Class Escaper

  • Direct Known Subclasses:
    CharEscaper, UnicodeEscaper

    @Beta
    @GwtCompatible
    public abstract class Escaper
    extends java.lang.Object
    An object that converts literal text into a format safe for inclusion in a particular context (such as an XML document). Typically (but not always), the inverse process of "unescaping" the text is performed automatically by the relevant parser.

    For example, an XML escaper would convert the literal string "Foo<Bar>" into "Foo&lt;Bar&gt;" to prevent "<Bar>" from being confused with an XML tag. When the resulting XML document is parsed, the parser API will return this text as the original literal string "Foo<Bar>".

    An Escaper instance is required to be stateless, and safe when used concurrently by multiple threads.

    Because, in general, escaping operates on the code points of a string and not on its individual char values, it is not safe to assume that escape(s) is equivalent to escape(s.substring(0, n)) + escape(s.substing(n)) for arbitrary n. This is because of the possibility of splitting a surrogate pair. The only case in which it is safe to escape strings and concatenate the results is if you can rule out this possibility, either by splitting an existing long string into short strings adaptively around surrogate pairs, or by starting with short strings already known to be free of unpaired surrogates.

    The two primary implementations of this interface are CharEscaper and UnicodeEscaper. They are heavily optimized for performance and greatly simplify the task of implementing new escapers. It is strongly recommended that when implementing a new escaper you extend one of these classes. If you find that you are unable to achieve the desired behavior using either of these classes, please contact the Java libraries team for advice.

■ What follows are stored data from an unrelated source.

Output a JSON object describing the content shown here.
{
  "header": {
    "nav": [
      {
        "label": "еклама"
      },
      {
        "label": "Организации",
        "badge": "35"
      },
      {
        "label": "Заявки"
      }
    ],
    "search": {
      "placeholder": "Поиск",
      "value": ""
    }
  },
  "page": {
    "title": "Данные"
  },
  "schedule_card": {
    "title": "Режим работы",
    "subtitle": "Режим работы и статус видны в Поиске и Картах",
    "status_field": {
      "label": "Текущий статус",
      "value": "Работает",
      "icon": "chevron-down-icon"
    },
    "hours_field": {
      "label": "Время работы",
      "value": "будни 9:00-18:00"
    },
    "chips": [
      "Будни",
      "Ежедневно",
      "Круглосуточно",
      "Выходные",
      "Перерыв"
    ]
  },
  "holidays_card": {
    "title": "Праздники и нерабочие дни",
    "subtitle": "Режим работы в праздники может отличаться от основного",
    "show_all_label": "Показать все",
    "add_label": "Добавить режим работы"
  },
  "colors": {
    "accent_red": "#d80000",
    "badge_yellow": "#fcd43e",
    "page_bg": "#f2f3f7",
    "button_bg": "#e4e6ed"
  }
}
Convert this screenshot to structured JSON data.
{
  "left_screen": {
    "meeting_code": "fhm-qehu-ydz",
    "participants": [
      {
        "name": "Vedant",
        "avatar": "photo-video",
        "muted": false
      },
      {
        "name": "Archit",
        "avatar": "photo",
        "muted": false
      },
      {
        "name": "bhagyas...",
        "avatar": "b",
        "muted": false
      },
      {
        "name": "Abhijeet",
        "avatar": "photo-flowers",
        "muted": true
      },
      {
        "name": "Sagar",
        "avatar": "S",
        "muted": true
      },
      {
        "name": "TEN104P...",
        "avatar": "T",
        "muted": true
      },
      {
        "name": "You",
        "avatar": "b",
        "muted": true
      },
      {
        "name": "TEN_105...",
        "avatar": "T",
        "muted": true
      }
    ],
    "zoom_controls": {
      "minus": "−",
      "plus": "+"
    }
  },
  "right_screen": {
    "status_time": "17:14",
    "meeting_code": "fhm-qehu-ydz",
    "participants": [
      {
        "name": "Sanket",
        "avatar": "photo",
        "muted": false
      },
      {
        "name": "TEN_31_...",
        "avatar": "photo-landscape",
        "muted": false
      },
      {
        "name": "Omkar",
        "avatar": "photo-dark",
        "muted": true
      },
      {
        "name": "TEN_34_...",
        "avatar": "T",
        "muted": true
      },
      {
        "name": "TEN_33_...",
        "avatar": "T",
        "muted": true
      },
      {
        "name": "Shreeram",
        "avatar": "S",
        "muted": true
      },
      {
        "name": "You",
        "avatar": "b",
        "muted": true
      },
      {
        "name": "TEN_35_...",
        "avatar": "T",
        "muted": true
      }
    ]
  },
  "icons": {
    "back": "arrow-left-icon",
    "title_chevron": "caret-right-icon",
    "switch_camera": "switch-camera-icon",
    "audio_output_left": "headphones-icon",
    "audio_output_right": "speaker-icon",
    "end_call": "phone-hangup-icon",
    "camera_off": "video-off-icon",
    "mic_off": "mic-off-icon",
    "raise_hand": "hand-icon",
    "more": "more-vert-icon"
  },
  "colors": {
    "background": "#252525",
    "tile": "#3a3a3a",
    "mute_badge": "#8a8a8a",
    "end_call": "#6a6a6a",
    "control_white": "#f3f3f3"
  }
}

    Several popular escapers are defined as constants in classes like HtmlEscapers, XmlEscapers, and SourceCodeEscapers. To create your own escapers, use CharEscaperBuilder, or extend CharEscaper or UnicodeEscaper.

    Since:
    15.0
    • Constructor Summary

      Constructors 
      Modifier Constructor Description
      protected Escaper()
      Constructor for use by subclasses.
    • Method Summary

      All Methods Instance Methods Abstract Methods Concrete Methods 
      Modifier and Type Method Description
      Function<java.lang.String,​java.lang.String> asFunction()
      Returns a Function that invokes escape(String) on this escaper.
      abstract java.lang.String escape​(java.lang.String string)
      Returns the escaped form of a given literal string.
      • Methods inherited from class java.lang.Object

        clone, equals, finalize, getClass, hashCode, notify, notifyAll, toString, wait, wait, wait
    • Constructor Detail

      • Escaper

        protected Escaper()
        Constructor for use by subclasses.
    • Method Detail

      • escape

        public abstract java.lang.String escape​(java.lang.String string)
        Returns the escaped form of a given literal string.

        Note that this method may treat input characters differently depending on the specific escaper implementation.

        • UnicodeEscaper handles UTF-16 correctly, including surrogate character pairs. If the input is badly formed the escaper should throw IllegalArgumentException.
        • CharEscaper handles Java characters independently and does not verify the input for well formed characters. A CharEscaper should not be used in situations where input is not guaranteed to be restricted to the Basic Multilingual Plane (BMP).
        Parameters:
        string - the literal string to be escaped
        Returns:
        the escaped form of string
        Throws:
        java.lang.NullPointerException - if string is null
        java.lang.IllegalArgumentException - if string contains badly formed UTF-16 or cannot be escaped for any other reason
      • asFunction

        public final Function<java.lang.String,​java.lang.String> asFunction()
        Returns a Function that invokes escape(String) on this escaper.